In the Logstash installation directory (Linux: /usr/share/logstash), enter:
sudo bin/logstash --config.test_and_exit -f <path_to_config_file>
This will run through your configuration, verify the configuration syntax and then exit. In case an error is detected, you will get a detailed message pointing you to the problem.
For example, in the error below we can see we had a configuration error on line 34, column 7:
[FATAL] 2019-03-09 17:37:27.334 [LogStash::Runner] runner - The given configuration is invalid. Reason: Expected one of #, => at line 34, column 7 (byte 1173) after filter
In case your configuration passes the configtest, you will see the following message:
Configuration OK [INFO ] 2019-03-06 19:01:46.286 [LogStash::Runner] runner - Using config.test_and_exit mode. Config Validation Result: OK. Exiting Logstash
Logstash logging
In most cases, if you’ve passed the configtest and have verified your grok patterns separately using the grokdebugger, you’ve already greatly enhanced the chances you have of starting your Logstash pipeline successfully.
However, Logstash has the uncanny ability to surprise you with an error just when you’re feeling confident about your configuration. In this case, the first place you need to check is the Logstash logs (Linux: /var/log/logstash/logstash-plain.log). Here you might find the root cause of your error.
Another common way of debugging Logstash is by printing events to stdout.
output { stdout { codec => rubydebug } }
Tips
- You cannot see the stdout output in your console if you start Logstash as a service.

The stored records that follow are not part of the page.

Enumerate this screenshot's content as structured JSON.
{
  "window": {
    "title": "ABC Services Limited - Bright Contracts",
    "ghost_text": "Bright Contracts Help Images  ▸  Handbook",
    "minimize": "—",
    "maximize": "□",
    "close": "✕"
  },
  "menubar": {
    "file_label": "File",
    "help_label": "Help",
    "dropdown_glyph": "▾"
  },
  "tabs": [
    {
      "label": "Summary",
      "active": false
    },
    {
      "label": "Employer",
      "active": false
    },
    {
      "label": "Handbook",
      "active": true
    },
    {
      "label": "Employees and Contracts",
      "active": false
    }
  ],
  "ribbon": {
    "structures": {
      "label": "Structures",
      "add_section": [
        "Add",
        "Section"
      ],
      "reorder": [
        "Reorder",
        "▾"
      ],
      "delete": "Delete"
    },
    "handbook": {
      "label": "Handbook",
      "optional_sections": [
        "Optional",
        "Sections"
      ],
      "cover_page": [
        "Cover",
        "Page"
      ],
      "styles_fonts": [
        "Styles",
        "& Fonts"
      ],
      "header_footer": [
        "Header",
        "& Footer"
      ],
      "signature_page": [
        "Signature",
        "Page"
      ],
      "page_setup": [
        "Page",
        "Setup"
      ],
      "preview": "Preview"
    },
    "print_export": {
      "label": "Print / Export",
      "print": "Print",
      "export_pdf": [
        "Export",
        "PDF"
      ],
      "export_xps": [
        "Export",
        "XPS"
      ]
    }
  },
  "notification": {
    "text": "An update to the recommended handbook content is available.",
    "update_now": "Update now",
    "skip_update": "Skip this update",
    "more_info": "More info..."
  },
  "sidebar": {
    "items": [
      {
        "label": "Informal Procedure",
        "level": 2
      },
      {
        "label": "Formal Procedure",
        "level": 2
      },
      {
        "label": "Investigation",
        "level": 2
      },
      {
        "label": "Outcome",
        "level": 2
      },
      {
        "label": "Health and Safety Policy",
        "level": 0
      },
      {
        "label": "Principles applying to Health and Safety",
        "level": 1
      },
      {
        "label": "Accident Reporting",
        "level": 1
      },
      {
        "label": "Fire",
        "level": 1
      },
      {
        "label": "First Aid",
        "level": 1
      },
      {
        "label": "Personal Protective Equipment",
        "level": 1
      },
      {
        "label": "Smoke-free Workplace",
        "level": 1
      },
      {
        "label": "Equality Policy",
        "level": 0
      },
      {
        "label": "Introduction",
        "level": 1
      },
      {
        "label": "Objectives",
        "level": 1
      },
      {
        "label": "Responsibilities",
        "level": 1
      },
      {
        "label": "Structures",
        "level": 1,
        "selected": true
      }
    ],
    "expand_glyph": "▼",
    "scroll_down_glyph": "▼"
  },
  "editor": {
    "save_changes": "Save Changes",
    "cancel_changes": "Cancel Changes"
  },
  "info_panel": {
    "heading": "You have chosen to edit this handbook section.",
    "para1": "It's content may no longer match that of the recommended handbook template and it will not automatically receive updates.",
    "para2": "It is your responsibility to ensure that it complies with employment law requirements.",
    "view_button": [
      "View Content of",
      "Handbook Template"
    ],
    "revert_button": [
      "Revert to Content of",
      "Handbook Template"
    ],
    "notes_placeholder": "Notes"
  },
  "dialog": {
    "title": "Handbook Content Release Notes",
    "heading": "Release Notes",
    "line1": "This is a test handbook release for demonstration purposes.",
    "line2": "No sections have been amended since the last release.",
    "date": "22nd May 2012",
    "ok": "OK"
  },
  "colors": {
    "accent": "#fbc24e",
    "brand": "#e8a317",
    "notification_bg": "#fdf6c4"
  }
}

- You can use the stdout output plugin in conjunction with other output plugins.
- I have a habit of opening another terminal each time I start Logstash and tail Logstash logs with:
sudo tail -f /var/log/logstash/logstash.log
Endnotes
Working with Logstash definitely requires experience. The examples above were super-basic and only referred to the configuration of the pipeline and not performance tuning. Things can get even more complicated when you’re working with multiple pipelines and more complex configuration files.
As a rule of thumb, before you start with Logstash make sure you actually need it. Some use cases might be able to rely on beats only. Filebeat now supports some basic filtering and processing which might mean you don’t need to complicate matters with Logstash.
Again, Logstash is a great log aggregator. The improvements added in recent versions, such as the monitoring API and performance improvements, have made it much easier to build resilient and reliable logging pipelines. If you do indeed require Logstash, have started to work with it and have begun to encounter issues — be patient, it’s worth your while!